President and CEO of the Chamber of Commerce of Metropolitan Montreal (CCMM), he is concerned, however, about the repercussions that the work will have on merchants, who remain vulnerable.

“Just on the principle of reopening the street, you have to be very sensitive to their situation. No matter the end result, just in the process, I think you have to take care of them,” he said.

Stuart Ashton, owner of McLean's Pub.

Stuart Ashton, owner of McLean’s Pub.

He recalls that after the works of 2015 and the pandemic, this will be a third blow in a short time for them.

In addition to representing his neighbors and colleagues, Mr. Creton himself has been well established for 45 years, as the owner of the restaurant Chez Alexandre & Fils, located just south of rue de Maisonneuve.

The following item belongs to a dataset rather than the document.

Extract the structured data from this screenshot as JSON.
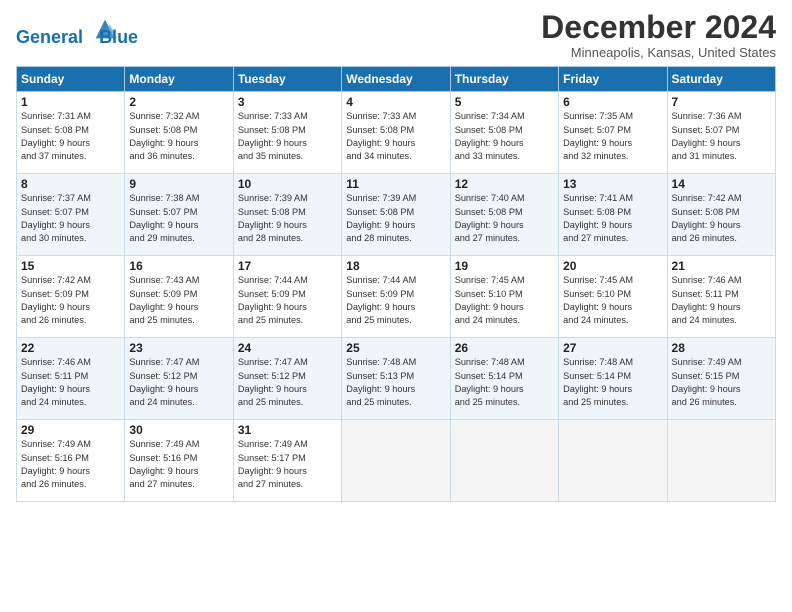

In addition to the question of dimensions, which he reiterates throughout the discussion, he is rather optimistic about the redevelopments to come, believing that we must “live with the times”. As an example, he points to the already initiated redesign of Sainte-Catherine Street.

“There is a Montreal “look”, with the sidewalks and the amenities. We are going to suffer, the others have already suffered, but it is part of a whole. We cannot stay as we are. There is work that must be done, ”weights Mr. Creton.

On site, many are optimistic about the results of the redesign of the street, despite some lingering fears.

“I saw the project, and in the end, it should be very beautiful, but the moment when the work will be held is worrying”, believes Stuart Ashton, one of the owners of McLean’s Pub, located opposite Dorchester Square.

He is also worried about whether his bar will be able to benefit from subsidies to help him through this new ordeal. “After two years of covid, this is not good news, he is exasperated. It’s out of our control, we have to make do with what we have.”


Assistant manager at the Harry Rossen clothing store, Ali Baydoun, for his part, believes that in the long term, everything could be beneficial. “We’re going to love the idea. It will bring more tourists and pedestrians. And the more people who walk there, the more it gives the opportunity to have customers, “he anticipates.

Carlos Feirrera, for his part, is the founder of the eponymous café that has been present on the artery for 26 years.

“It will be the end for most of us,” he is alarmed, due to the disappearance of parking spaces and the inevitable roadworks.


He protests in particular against the creation of a cycle path, inappropriate according to him because of the customers who frequent the luxurious shops of the artery.

“It will be nice for pedestrians and bikes, but I don’t see many coming to eat here, or buy clothes on their bikes,” he quips.